| Konu: | Çanakkale Milletvekili Bülent Turan'ın yaptığı açıklamasındaki bazı ifadelerine ilişkin açıklaması |
| Yasama Yılı: | 2 |
| Birleşim: | 51 |
| Tarih: | 12.02.2019 |
FATMA KURTULAN (Mersin) - Teşekkürler Sayın Başkan.
Burada üç aydır bir sorunu dile getirmeye çalışıyoruz ama genel olarak mantık, zihniyet böyle. Siz de üç yıl boyunca gidip görüştüğünüz, İmralı'da görüşmeler yaptığınız, çözüm süreci adını verdiğiniz, büyük mesailer açığa çıkardığınız, terörist demediğiniz, bu ülkenin barışına katkısı olacağını düşündüğünüz bir insanla görüştünüz. Leyla Güven Milletvekilimiz, bu insanın üç yıldır avukatları da dâhil ailesiyle görüşememesinin hukuki bir zemini olmadığını, tam tersi Anayasa'nın, yasanın, hukukun ihlali olduğunu söylüyor ve bunun ülkemizin barışına hizmet etmediğini bir savaşa hizmet ettiğini -o süreçle birlikte şu an Türkiye'de ağır bir tecridin- aslında yaşamın her alanında Türkiye'nin bir baskılamaya maruz kaldığını söylüyor. Bunu çarpıtmanın gereği yok. Şu an doksan yedi gündür Leyla'nın sesine ses vermek, mutlaka bu Meclisin temel görevi olmak durumundadır.

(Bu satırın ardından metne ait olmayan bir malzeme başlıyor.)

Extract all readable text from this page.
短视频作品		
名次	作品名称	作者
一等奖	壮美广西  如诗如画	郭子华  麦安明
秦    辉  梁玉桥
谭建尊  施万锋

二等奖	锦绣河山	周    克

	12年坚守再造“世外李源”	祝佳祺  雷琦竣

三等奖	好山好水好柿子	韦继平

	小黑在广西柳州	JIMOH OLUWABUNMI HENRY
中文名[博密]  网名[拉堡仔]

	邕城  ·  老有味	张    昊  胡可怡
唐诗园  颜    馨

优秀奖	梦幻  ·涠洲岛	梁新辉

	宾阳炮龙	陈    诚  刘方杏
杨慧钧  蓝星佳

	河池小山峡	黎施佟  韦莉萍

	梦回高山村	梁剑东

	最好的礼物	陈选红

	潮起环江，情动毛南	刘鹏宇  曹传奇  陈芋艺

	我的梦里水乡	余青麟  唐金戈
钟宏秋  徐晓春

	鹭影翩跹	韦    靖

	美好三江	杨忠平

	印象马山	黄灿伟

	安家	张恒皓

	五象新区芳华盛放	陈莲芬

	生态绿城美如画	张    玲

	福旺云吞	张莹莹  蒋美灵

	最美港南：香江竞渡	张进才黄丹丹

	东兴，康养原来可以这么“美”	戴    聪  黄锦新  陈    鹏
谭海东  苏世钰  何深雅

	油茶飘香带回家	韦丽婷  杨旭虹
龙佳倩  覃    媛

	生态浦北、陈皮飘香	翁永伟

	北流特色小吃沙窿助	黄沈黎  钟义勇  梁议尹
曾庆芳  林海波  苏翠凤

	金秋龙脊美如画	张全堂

Sayın Bülent Turan'a şunu söylemek isterim: Arkadaşlar, Süleyman Soylu'nun savunulacak hiçbir yanı yok. Bu üslubu nasıl savunabilirsiniz? Bu, bir mahalle, bir sokak kabadayısı üslubuyla... Ben bunu bir bakana ağır bir itham ya da bir şey olarak söylemiyorum. Bakan eğer bunu kendisine yakıştırıyorsa biz de bu kürsüde bunu söylemek zorundayız. Daha önceki pratikleri de ortadadır. Doğubeyazıt'ta yaşanan bir cinayetle ilgili Genel Başkanımızı arıyor, çok ağır ithamlarda bulunarak "Artık siz bittiniz." diyor.
(Mikrofon otomatik cihaz tarafından kapatıldı)
FATMA KURTULAN (Mersin) - Bitireyim Sayın Başkan.
BAŞKAN - Buyurun.
FATMA KURTULAN (Mersin) - Bir İçişleri Bakanı "Siz artık bittiniz." derken biz bundan ne anlamalıyız arkadaşlar? Bunu kabul ediyor musunuz, ettiniz mi? Vicdanınıza sığdı mı bu? Bunu yerleştirdiniz mi vicdanınızın bir yerine? Bunu gerçekten savunuyor olmanızı hiç anlayamıyoruz.
Süleyman Soylu da -sabah başlarken söylediğim gibi- anayasal bir dayanağı varsa, yasağın dayanağı varsa onu temellendirir. Bir İçişleri Bakanı, yürüten adam değildir, demez, bunu dememeli. Bunu başta bizden önce sizin eleştirmeniz, "Artık haddini bil be adam." demeniz lazımken, "Sokak kabadayısı mısın?" demeniz lazımken bunu söylemeyi bize bırakıyorsunuz, siz hâlâ onu savunuyorsunuz. Gerçekten, size ne diyeyim, artık vicdanlara bırakıyorum.